High-grade glioma is one of the deadliest primary tumors of the central nervous system. Despite the many novel immunotherapies currently in development, it has been difficult to achieve breakthrough results in clinical studies. The reason may be due to the suppressive tumor microenvironment of gliomas that limits the function of specific immune cells (e.g., T cells) which are currently the primary targets of immunotherapy. However, tumor-associated macrophage, which are enriched in tumors, plays an important role in the development of GBM and is becoming a research hotspot for immunotherapy. This review focuses on current research advances in the use of macrophages as therapeutic targets or therapeutic tools for gliomas, and provides some potential research directions.

Fig. 1. Three major classes of TAM-targeted glioma therapies.

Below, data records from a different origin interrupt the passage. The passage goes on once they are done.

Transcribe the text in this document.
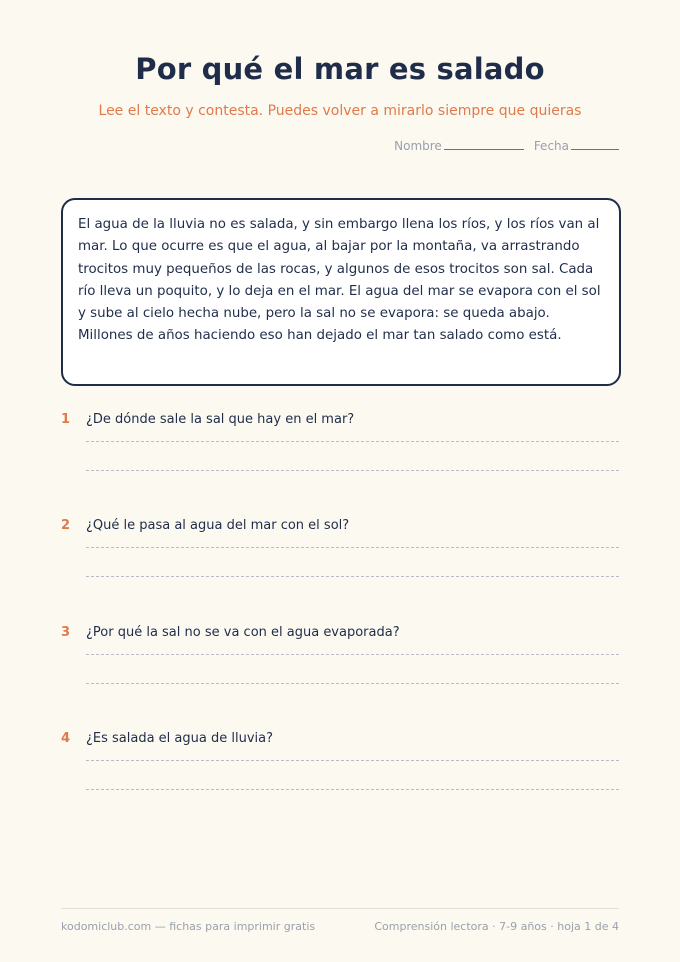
Por qué el mar es salado
Lee el texto y contesta. Puedes volver a mirarlo siempre que quieras
Nombre	Fecha
El agua de la lluvia no es salada, y sin embargo llena los ríos, y los ríos van al mar. Lo que ocurre es que el agua, al bajar por la montaña, va arrastrando trocitos muy pequeños de las rocas, y algunos de esos trocitos son sal. Cada río lleva un poquito, y lo deja en el mar. El agua del mar se evapora con el sol y sube al cielo hecha nube, pero la sal no se evapora: se queda abajo. Millones de años haciendo eso han dejado el mar tan salado como está.
1 ¿De dónde sale la sal que hay en el mar?
2 ¿Qué le pasa al agua del mar con el sol?
3 ¿Por qué la sal no se va con el agua evaporada?
4 ¿Es salada el agua de lluvia?
kodomiclub.com — fichas para imprimir gratis	Comprensión lectora · 7-9 años · hoja 1 de 4
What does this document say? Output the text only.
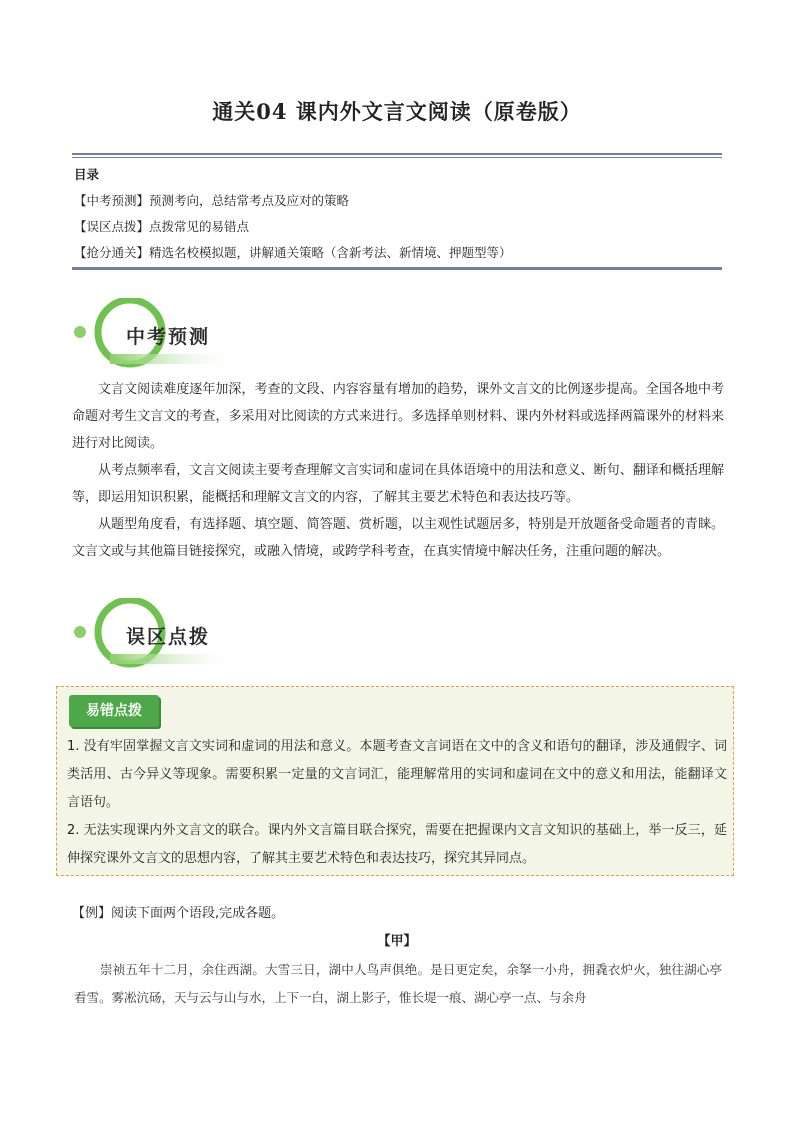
通关04 课内外文言文阅读（原卷版）
目录
【中考预测】预测考向，总结常考点及应对的策略
【误区点拨】点拨常见的易错点
【抢分通关】精选名校模拟题，讲解通关策略（含新考法、新情境、押题型等）
中考预测
文言文阅读难度逐年加深，考查的文段、内容容量有增加的趋势，课外文言文的比例逐步提高。全国各地中考命题对考生文言文的考查，多采用对比阅读的方式来进行。多选择单则材料、课内外材料或选择两篇课外的材料来进行对比阅读。
从考点频率看，文言文阅读主要考查理解文言实词和虚词在具体语境中的用法和意义、断句、翻译和概括理解等，即运用知识积累，能概括和理解文言文的内容，了解其主要艺术特色和表达技巧等。
从题型角度看，有选择题、填空题、简答题、赏析题，以主观性试题居多，特别是开放题备受命题者的青睐。文言文或与其他篇目链接探究，或融入情境，或跨学科考查，在真实情境中解决任务，注重问题的解决。
误区点拨
易错点拨
1. 没有牢固掌握文言文实词和虚词的用法和意义。本题考查文言词语在文中的含义和语句的翻译，涉及通假字、词类活用、古今异义等现象。需要积累一定量的文言词汇，能理解常用的实词和虚词在文中的意义和用法，能翻译文言语句。
2. 无法实现课内外文言文的联合。课内外文言篇目联合探究，需要在把握课内文言文知识的基础上，举一反三，延伸探究课外文言文的思想内容，了解其主要艺术特色和表达技巧，探究其异同点。
【例】阅读下面两个语段,完成各题。
【甲】
崇祯五年十二月，余住西湖。大雪三日，湖中人鸟声俱绝。是日更定矣，余拏一小舟，拥毳衣炉火，独往湖心亭看雪。雾凇沆砀，天与云与山与水，上下一白，湖上影子，惟长堤一痕、湖心亭一点、与余舟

TAM mainly originates from microglia in the brain and peripheral-derived monocytes, and its activation types contribute to a suppressive immune microenvironment and thus results in various tumor biological behavior. As a result, TAM-targeted therapy mainly targets its recruitment, polarization, and its multiple function in tumor behavior. TAM tumor-associated macrophage, CCL chemokine ligand, CYP cytochrome P450, CSF colony-stimulating factor, VEGF vascular endothelial growth factor, HIF-1 hypoxia-inducible factors-1 (Created with BioRender.com).

Fig. 2. Exploiting engineered macrophages for glioma therapy.

Because of its tumor tropism, macrophages are ideal vehicle to carry therapeutic matters to tumor site. General payloads include conventional chemotherapy drugs, medium of the physical treatments, and genes of immunotherapeutic biomolecules. Latest technology also enables loading of CARs on macrophages, potentially breaking through the limitations of CAR therapy in solid tumors. pCAR chimeric antigen receptor plasmid, PDT photodynamic therapy, CPN conjugated polymer nanoparticles, TMZ NP temozolomide nanoparticle, DOX doxorubicin, PTX paclitaxel, CD cytosine deaminase, IFN interferon, NS nanoshells, EGFRv epidermal growth factor variant, BiTE bispecific T-cell engagers (Created with BioRender.com).